Last night they took advantage of the population being distracted by the US election by having an extended parliamentary session to push forward with a second reading of the controversial misinformation bill.

The government and state media apparatus are of course both immune from any penalty under the bill.

https://www.abc.net.au/news/2024-09-11/acma-crackdown-social...


Part of the concerted effort against social media is the (sudden?) loss of ability to control the narrative by the established power base. Politics and Print / Television Media used to have the last word on "facts", but now every man and his dog can create their own narrative.

Methinks they're, again, using "think of the children" as a bulwark against the inevitability of their own waning power. The more things change...

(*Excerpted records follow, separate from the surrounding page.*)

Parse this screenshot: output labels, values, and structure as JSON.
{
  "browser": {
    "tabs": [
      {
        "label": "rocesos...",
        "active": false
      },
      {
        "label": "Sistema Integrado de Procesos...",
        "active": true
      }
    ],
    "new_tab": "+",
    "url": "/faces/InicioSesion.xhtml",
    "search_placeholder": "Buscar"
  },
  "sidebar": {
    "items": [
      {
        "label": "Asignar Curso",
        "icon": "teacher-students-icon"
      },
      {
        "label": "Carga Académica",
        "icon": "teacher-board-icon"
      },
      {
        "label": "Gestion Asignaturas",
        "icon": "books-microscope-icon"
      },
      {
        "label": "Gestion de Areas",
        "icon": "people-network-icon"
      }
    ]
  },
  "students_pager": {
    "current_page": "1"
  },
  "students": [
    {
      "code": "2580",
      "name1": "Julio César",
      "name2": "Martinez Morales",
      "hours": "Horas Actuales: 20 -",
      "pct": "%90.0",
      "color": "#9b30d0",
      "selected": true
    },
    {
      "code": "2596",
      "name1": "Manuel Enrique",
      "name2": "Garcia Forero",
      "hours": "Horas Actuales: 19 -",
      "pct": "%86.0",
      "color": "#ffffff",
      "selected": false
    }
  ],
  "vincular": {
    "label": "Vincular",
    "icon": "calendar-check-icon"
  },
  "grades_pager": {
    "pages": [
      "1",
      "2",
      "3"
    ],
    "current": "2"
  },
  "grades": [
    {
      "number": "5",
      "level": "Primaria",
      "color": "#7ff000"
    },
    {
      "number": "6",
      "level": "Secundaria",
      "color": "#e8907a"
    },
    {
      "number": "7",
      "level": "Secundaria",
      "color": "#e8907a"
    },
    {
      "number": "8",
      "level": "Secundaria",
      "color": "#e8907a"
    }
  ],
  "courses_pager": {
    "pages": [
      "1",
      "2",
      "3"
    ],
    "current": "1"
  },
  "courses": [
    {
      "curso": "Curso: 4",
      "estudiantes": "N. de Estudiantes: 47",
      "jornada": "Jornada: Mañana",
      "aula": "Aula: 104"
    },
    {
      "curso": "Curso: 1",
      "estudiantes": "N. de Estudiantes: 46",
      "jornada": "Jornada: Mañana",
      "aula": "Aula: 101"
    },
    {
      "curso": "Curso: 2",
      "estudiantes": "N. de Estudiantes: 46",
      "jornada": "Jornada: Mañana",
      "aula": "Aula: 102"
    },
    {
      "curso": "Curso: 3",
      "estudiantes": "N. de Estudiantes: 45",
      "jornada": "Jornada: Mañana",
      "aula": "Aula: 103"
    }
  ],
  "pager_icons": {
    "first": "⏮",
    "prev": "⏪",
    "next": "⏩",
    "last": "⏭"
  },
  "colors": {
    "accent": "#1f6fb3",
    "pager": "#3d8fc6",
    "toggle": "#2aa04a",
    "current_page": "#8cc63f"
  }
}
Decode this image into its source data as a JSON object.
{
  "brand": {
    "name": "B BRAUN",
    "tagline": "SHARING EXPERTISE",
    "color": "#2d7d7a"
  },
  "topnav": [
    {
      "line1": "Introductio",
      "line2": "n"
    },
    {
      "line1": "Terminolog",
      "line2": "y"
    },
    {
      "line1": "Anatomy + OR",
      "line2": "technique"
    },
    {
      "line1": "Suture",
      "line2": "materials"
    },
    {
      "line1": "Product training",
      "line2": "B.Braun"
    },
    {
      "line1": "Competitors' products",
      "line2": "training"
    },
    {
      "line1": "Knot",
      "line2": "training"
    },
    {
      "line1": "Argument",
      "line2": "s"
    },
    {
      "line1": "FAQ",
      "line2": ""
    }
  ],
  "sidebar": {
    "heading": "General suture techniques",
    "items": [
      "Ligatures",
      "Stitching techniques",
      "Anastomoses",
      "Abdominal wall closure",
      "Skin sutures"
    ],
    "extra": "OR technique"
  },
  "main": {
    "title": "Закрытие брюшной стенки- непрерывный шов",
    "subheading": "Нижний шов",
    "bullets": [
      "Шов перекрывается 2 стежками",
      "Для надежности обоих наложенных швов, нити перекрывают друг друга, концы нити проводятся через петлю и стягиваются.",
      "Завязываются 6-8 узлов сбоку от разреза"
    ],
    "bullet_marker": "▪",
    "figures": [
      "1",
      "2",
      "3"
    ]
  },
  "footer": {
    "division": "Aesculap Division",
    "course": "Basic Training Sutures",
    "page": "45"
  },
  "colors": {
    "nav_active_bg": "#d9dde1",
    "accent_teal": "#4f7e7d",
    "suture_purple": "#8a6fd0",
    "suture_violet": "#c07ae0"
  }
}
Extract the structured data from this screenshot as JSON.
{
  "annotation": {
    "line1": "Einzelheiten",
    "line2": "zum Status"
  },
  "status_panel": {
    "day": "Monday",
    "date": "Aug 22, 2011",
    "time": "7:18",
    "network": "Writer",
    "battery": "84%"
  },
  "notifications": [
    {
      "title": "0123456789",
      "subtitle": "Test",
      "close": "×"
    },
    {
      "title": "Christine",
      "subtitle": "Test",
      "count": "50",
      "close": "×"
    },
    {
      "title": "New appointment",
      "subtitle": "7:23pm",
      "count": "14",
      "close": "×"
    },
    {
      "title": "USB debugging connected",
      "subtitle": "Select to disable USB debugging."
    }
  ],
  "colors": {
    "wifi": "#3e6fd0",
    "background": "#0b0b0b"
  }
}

Can we also prevent under 16s from being exposed to religious teachings?


All of these <16s will be voting in a few years, and Australia has compulsory voting. I hope they remember this on their first visit to the ballot box.

Kids in schools which forbid phone use for everyone are often happy with the result. Banning social networks for everyone may be popular with them by the time they vote.

This will be wholly supported by both parties of our primarily two-party system. There's no alternative but a protest vote to one of those fringe parties that will never get any real power anyway.

A protest vote is still free in Australia due to a reasonable voting system. And quite a few independents still get in. Is not terrible and actually can make a difference.